[ad_1]
Authors: Chris Mauk, Jonas Muller
In this article, we propose the Davinci Large Language Model OpenAI (a model based on GPT-3/ChatGPT) for multiple hit requests to differentiate customer service requests in a large bank. Following typical practice, we collect some examples to include in the query template from an available dataset of human-labeled query examples. However, the resulting LLM predictions are unreliable – Closer inspection reveals that this is because real-world data is messy and error-prone. The performance of LLM in this customer service intention classification task is only slightly improved by manually modifying the fast template to reduce potentially noisy data. LLM predictions become significantly more accurate if we instead use data-driven AI algorithms such as Confident learning to provide Only high quality A few sample shots are selected for inclusion in a quick template.
Let’s discuss how we can compile high-quality multiple-frame examples to force LLMs to produce the most reliable predictions.
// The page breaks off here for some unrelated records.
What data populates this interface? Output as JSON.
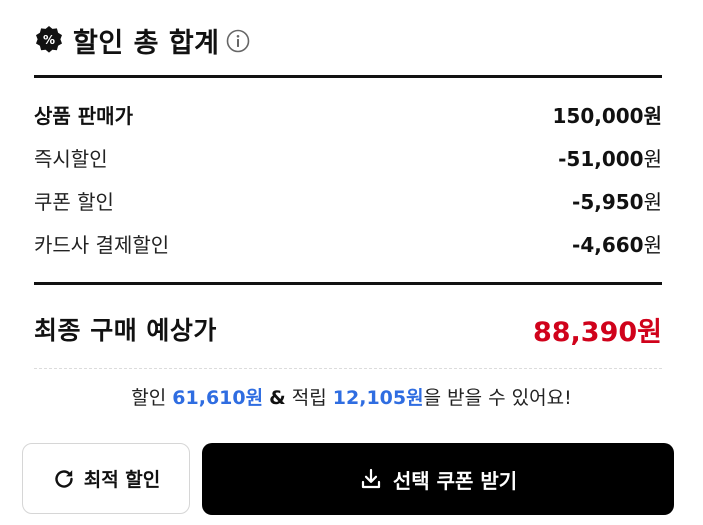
{
  "header": {
    "badge_symbol": "%",
    "title": "할인 총 합계",
    "icons": [
      "discount-badge-icon",
      "info-icon"
    ]
  },
  "breakdown": [
    {
      "label": "상품 판매가",
      "amount": "150,000",
      "unit": "원"
    },
    {
      "label": "즉시할인",
      "amount": "-51,000",
      "unit": "원"
    },
    {
      "label": "쿠폰 할인",
      "amount": "-5,950",
      "unit": "원"
    },
    {
      "label": "카드사 결제할인",
      "amount": "-4,660",
      "unit": "원"
    }
  ],
  "final": {
    "label": "최종 구매 예상가",
    "amount": "88,390원"
  },
  "summary": {
    "prefix": "할인",
    "discount": "61,610원",
    "amp": "&",
    "points_label": "적립",
    "points": "12,105원",
    "suffix": "을 받을 수 있어요!"
  },
  "buttons": {
    "optimal_label": "최적 할인",
    "coupon_label": "선택 쿠폰 받기"
  },
  "colors": {
    "accent_red": "#d0021b",
    "highlight_blue": "#2f6de1",
    "primary_black": "#000000"
  }
}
The need to provide high-quality examples in a few hit requests may seem obvious, but many engineers are unaware that there are algorithms/software that can help you do this more systematically (in fact an entire scientific discipline AI in the data center). Such algorithmic data curation has many advantages, namely: fully automated, systematic and widely applicable to general LLM applications beyond intent classification.
Banking Intent Data Set
This article examines the 50 class variants of the Banking-77 dataset, which contain online banking requirements with their respective objectives ( label shown below). We evaluate the models that predict this label using a fixed test data set containing ~500 phrases, and we have a pool of ~1000 labeled phrases that we consider as candidates for inclusion in several of our examples.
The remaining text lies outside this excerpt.